Dive Brief:
- The 25 public universities with the highest-paid presidents had dramatic increases in executive pay after 2008, along with above-average increases in student debt and the use of part-time adjunct professors, according to a study.
- Average executive pay at the same group of 25 schools rose to almost $1 million per year in 2012, climbing more than twice as fast as the national average for public research universities.
- The number of part-time adjunct faculty at these universities increased more than two times as fast as the U.S. average for all universities.
Dive Insight:
The basic accusation leveled by the report by the left-leaning Institute for Policy Studies is that the presidents of state schools are getting rich on the backs of debt-ridden students and poverty-stricken adjuncts.
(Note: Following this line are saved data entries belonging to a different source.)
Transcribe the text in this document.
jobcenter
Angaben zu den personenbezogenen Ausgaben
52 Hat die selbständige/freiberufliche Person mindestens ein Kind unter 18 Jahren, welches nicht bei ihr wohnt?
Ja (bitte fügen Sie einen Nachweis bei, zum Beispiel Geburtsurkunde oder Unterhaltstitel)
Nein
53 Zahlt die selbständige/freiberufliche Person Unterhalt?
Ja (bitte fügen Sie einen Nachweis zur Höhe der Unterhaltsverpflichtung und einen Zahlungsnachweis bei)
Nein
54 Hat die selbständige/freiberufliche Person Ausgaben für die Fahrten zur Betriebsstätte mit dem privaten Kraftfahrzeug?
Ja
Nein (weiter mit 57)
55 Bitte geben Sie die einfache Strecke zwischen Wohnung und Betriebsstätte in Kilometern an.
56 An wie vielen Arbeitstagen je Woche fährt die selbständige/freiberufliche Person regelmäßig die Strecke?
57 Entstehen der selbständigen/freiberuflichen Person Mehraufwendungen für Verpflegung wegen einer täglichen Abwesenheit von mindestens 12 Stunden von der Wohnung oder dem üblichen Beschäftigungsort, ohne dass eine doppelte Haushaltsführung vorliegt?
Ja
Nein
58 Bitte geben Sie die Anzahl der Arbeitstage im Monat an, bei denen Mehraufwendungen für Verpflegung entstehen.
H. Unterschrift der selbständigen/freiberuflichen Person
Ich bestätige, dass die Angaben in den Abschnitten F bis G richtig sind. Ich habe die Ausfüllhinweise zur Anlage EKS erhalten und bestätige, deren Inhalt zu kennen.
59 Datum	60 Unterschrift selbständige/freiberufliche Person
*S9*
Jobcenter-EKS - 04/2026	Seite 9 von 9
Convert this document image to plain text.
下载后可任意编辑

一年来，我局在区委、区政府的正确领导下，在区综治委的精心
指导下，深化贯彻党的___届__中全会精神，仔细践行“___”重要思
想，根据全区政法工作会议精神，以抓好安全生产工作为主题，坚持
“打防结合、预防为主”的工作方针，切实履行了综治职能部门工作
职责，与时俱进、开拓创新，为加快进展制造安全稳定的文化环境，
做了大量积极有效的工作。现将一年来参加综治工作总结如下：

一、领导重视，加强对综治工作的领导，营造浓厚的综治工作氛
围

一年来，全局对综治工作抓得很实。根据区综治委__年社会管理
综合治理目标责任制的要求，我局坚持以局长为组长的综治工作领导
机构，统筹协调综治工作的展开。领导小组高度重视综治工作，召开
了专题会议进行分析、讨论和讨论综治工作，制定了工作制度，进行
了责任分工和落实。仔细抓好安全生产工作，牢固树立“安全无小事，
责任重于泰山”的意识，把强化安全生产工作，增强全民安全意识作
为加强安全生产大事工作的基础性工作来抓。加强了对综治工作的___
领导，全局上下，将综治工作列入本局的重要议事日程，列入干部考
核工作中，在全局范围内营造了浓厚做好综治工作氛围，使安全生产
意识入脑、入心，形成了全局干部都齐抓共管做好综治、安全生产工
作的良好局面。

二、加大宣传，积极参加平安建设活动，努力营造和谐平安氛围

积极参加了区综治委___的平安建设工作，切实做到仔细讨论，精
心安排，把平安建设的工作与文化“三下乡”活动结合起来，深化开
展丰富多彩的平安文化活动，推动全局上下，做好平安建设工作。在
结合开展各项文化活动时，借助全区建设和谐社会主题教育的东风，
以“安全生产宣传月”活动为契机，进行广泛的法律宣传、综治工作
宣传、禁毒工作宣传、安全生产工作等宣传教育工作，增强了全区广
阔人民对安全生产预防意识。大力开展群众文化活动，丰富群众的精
And it’s not so thinly veiled; it’s in the title of the study: “The One Percent at State U: How University Presidents Profit from Rising Student Debt and Low-Wage Faculty Labor.”
But one of the study’s authors, Marjorie Wood, tells the New York Times that the point isn’t a direct connection between executive pay and student debt or cuts in spending on professors; the point is that top-heavy executive spending is a tip-of-the-iceberg indicator of how a university is allocating its resources. According to the report, the state schools with the highest-paid presidents had administrative spending that more than doubled scholarship spending. Also at those schools, the percentage of permanent faculty dropped significantly, and by fall 2012 they had more part-time and contingent faculty than permanent faculty for the first time.